Он говорил тихо, без надрыва, и от этого свёкор растерялся сильнее, чем от крика. Пашка ещё минут двадцать носил свои пакеты и повторял, что это подстава, что его выкидывают в ноябре на улицу, что вот такая семья. Потом сел на заднее сиденье. Николай Иванович садиться отказался, сказал, что дойдёт до станции и поедет на электричке, и пошёл по грунтовке к переезду — прямой, в засаленной ветровке, не оборачиваясь. Андрей минуту смотрел ему в спину, потом всё-таки поехал следом медленно, шагом, и Алёна с крыльца видела, как машина ползёт рядом с ним, а он всё идёт, и как в конце концов он всё же сел на переднее место и хлопнул дверью так, что было слышно от дома.

Андрей вернулся в девятом часу, уже в темноте. Алёна сидела на ступеньке в куртке и в бабушкином платке, натопив дом до духоты.

— Прописал его? — спросила она.

— Не знаю. Они там ругались уже без меня. Отец сказал, чтобы я к ним не ходил. — Он сел рядом, достал сигареты, помял пачку и не закурил. — Лён, у нас теперь совсем ничего нет. Только эта хрущёвка. И вот это.

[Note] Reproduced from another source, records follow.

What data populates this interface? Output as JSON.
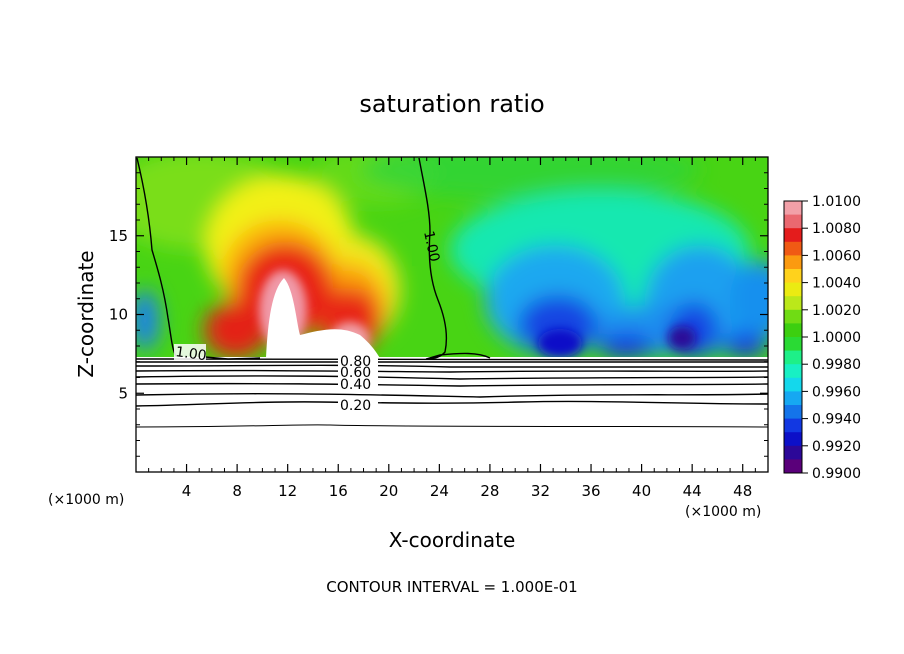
{
  "chart_data": {
    "type": "contour",
    "title": "saturation ratio",
    "xlabel": "X-coordinate",
    "ylabel": "Z-coordinate",
    "x_units": "(×1000 m)",
    "z_units": "(×1000 m)",
    "xlim": [
      0,
      50
    ],
    "ylim": [
      0,
      20
    ],
    "x_ticks": [
      "4",
      "8",
      "12",
      "16",
      "20",
      "24",
      "28",
      "32",
      "36",
      "40",
      "44",
      "48"
    ],
    "y_ticks": [
      "5",
      "10",
      "15"
    ],
    "footnote": "CONTOUR INTERVAL = 1.000E-01",
    "colorbar": {
      "labels": [
        "1.0100",
        "1.0080",
        "1.0060",
        "1.0040",
        "1.0020",
        "1.0000",
        "0.9980",
        "0.9960",
        "0.9940",
        "0.9920",
        "0.9900"
      ],
      "colors": [
        "#f2a0a8",
        "#ea6870",
        "#e41c1c",
        "#f05a14",
        "#fb9a10",
        "#ffd21c",
        "#ebeb12",
        "#bbe81a",
        "#70dc14",
        "#3ccf10",
        "#2ada34",
        "#1ef088",
        "#18f0c4",
        "#14d8ec",
        "#16a8f2",
        "#1474ea",
        "#1238e2",
        "#0c10c8",
        "#2c0898",
        "#5a007a"
      ]
    },
    "contours": [
      {
        "label": "1.00",
        "path": [
          [
            0.6,
            19.9
          ],
          [
            1.5,
            16
          ],
          [
            1.8,
            11
          ],
          [
            2.6,
            9
          ],
          [
            3.0,
            8.2
          ],
          [
            4.5,
            7.4
          ],
          [
            6.5,
            7.3
          ]
        ]
      },
      {
        "label": "1.00",
        "path": [
          [
            25.1,
            19.9
          ],
          [
            25.3,
            16
          ],
          [
            24.2,
            11
          ],
          [
            23.3,
            8.2
          ],
          [
            22.6,
            7.4
          ],
          [
            24.4,
            7.7
          ],
          [
            27.3,
            7.5
          ]
        ]
      },
      {
        "label": "0.80",
        "path": [
          [
            0,
            7.2
          ],
          [
            50,
            7.2
          ]
        ]
      },
      {
        "label": "0.60",
        "path": [
          [
            0,
            6.5
          ],
          [
            50,
            6.6
          ]
        ]
      },
      {
        "label": "0.40",
        "path": [
          [
            0,
            5.6
          ],
          [
            50,
            5.7
          ]
        ]
      },
      {
        "label": "0.20",
        "path": [
          [
            0,
            4.3
          ],
          [
            50,
            4.4
          ]
        ]
      },
      {
        "label": "",
        "path": [
          [
            0,
            2.9
          ],
          [
            50,
            2.9
          ]
        ]
      }
    ],
    "contour_labels": [
      {
        "text": "1.00",
        "x": 25.2,
        "z": 14.3,
        "rotate": 80
      },
      {
        "text": "1.00",
        "x": 4.3,
        "z": 7.6,
        "rotate": 5
      },
      {
        "text": "0.80",
        "x": 17.4,
        "z": 7.1,
        "rotate": 0
      },
      {
        "text": "0.60",
        "x": 17.4,
        "z": 6.4,
        "rotate": 0
      },
      {
        "text": "0.40",
        "x": 17.4,
        "z": 5.5,
        "rotate": 0
      },
      {
        "text": "0.20",
        "x": 17.4,
        "z": 4.2,
        "rotate": 0
      }
    ]
  }
}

— У меня, — сказала Алёна. — У меня есть вот это.

Андрей повернул голову. Она смотрела прямо, спокойно.

— Я его никуда не перепишу. Ни на тебя, ни на кого. И ключ я тебе дам, но он будет один.

Он не стал спорить и не стал обижаться, и это было новое; раньше он бы промолчал, а потом три дня разговаривал с ней короткими фразами. Он посидел ещё немного, потом встал, зашёл в сарай, включил там свою фонарь-лампу и вынес на крыльцо мокрые подушки. Отнёс их в дом, к печке. Вернулся, взял тахту, повозился с ней в двери, ободрал костяшки, занёс. Потом коробку с нитками. Потом банку с мелочью.

Алёна встала, чтобы посветить ему телефоном, потому что в сарае лампочки не было с самого августа.